Lì c'era lei, quella mattina. I suoi occhi erano sorpresi nel vedermi e mi ha subito esaminato come una di professione, io ero cosciente ma un po' frastornato. Mi sono arrabbiato inizialmente per via di quello che aveva fatto. Sentivo di doverla offendere in qualche modo ma il suo volto era impassibile, non avrebbe funzionato.

Così chiamai Nora al telefono: «Amore, purtroppo non riesco a tornare a pranzo.» le avevo detto. «Ho troppo lavoro da sbrigare.»
Mi disse di non preoccuparmi, mi chiese se stavo bene e perché avessi la voce stanca. Si accorge di tutto la mia Nora, è così premurosa.

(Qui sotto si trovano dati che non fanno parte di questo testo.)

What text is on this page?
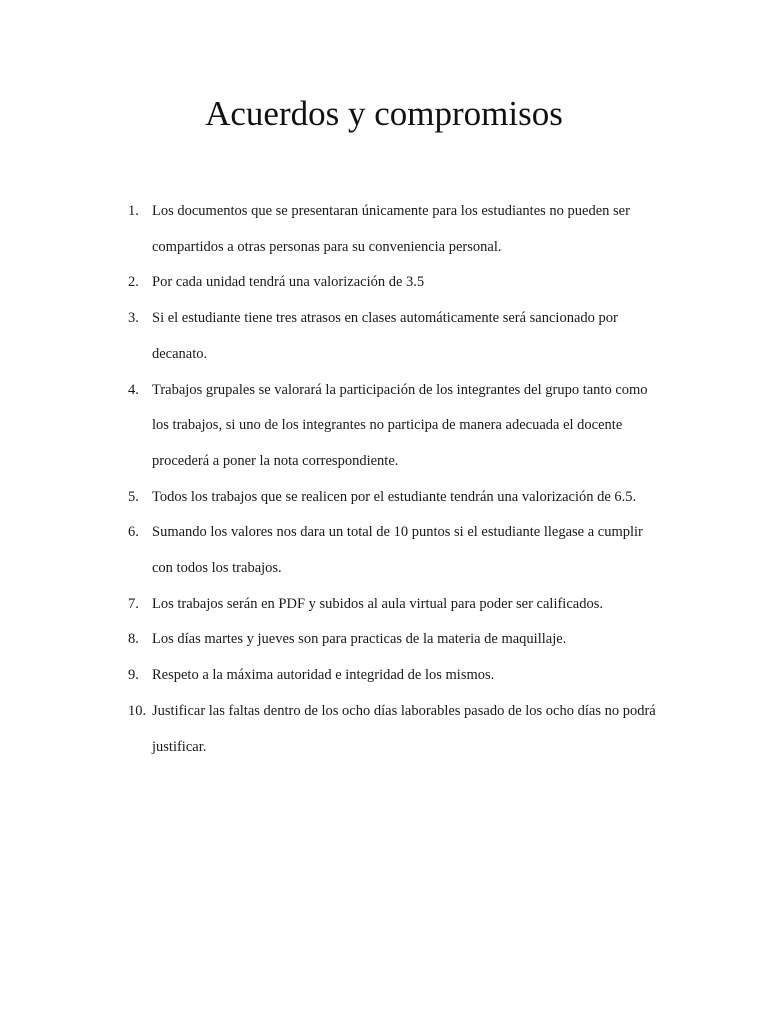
Acuerdos y compromisos
1. Los documentos que se presentaran únicamente para los estudiantes no pueden ser compartidos a otras personas para su conveniencia personal.
2. Por cada unidad tendrá una valorización de 3.5
3. Si el estudiante tiene tres atrasos en clases automáticamente será sancionado por decanato.
4. Trabajos grupales se valorará la participación de los integrantes del grupo tanto como los trabajos, si uno de los integrantes no participa de manera adecuada el docente procederá a poner la nota correspondiente.
5. Todos los trabajos que se realicen por el estudiante tendrán una valorización de 6.5.
6. Sumando los valores nos dara un total de 10 puntos si el estudiante llegase a cumplir con todos los trabajos.
7. Los trabajos serán en PDF y subidos al aula virtual para poder ser calificados.
8. Los días martes y jueves son para practicas de la materia de maquillaje.
9. Respeto a la máxima autoridad e integridad de los mismos.
10. Justificar las faltas dentro de los ocho días laborables pasado de los ocho días no podrá justificar.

Eppure ancora una volta ho approfittato della sua bontà.

Pomeriggio, dopo essere stato dimesso io e l'altra ragazza siamo andati a prendere un caffè, abbiamo chiacchierato come se già ci conoscessimo. È così diversa da me, eppure abbiamo trovato un accordo comune. Lo faccio per lei, continuavo a ripetermi al punto di crederci davvero.

Che illusione, l'amore.
Lo viviamo come se stessimo giocando a una partita di Monopoly, rischiamo tirando dei dadi e ci affidiamo alla fortuna.

Ma a volte si deve essere più furbi, bisogna barare.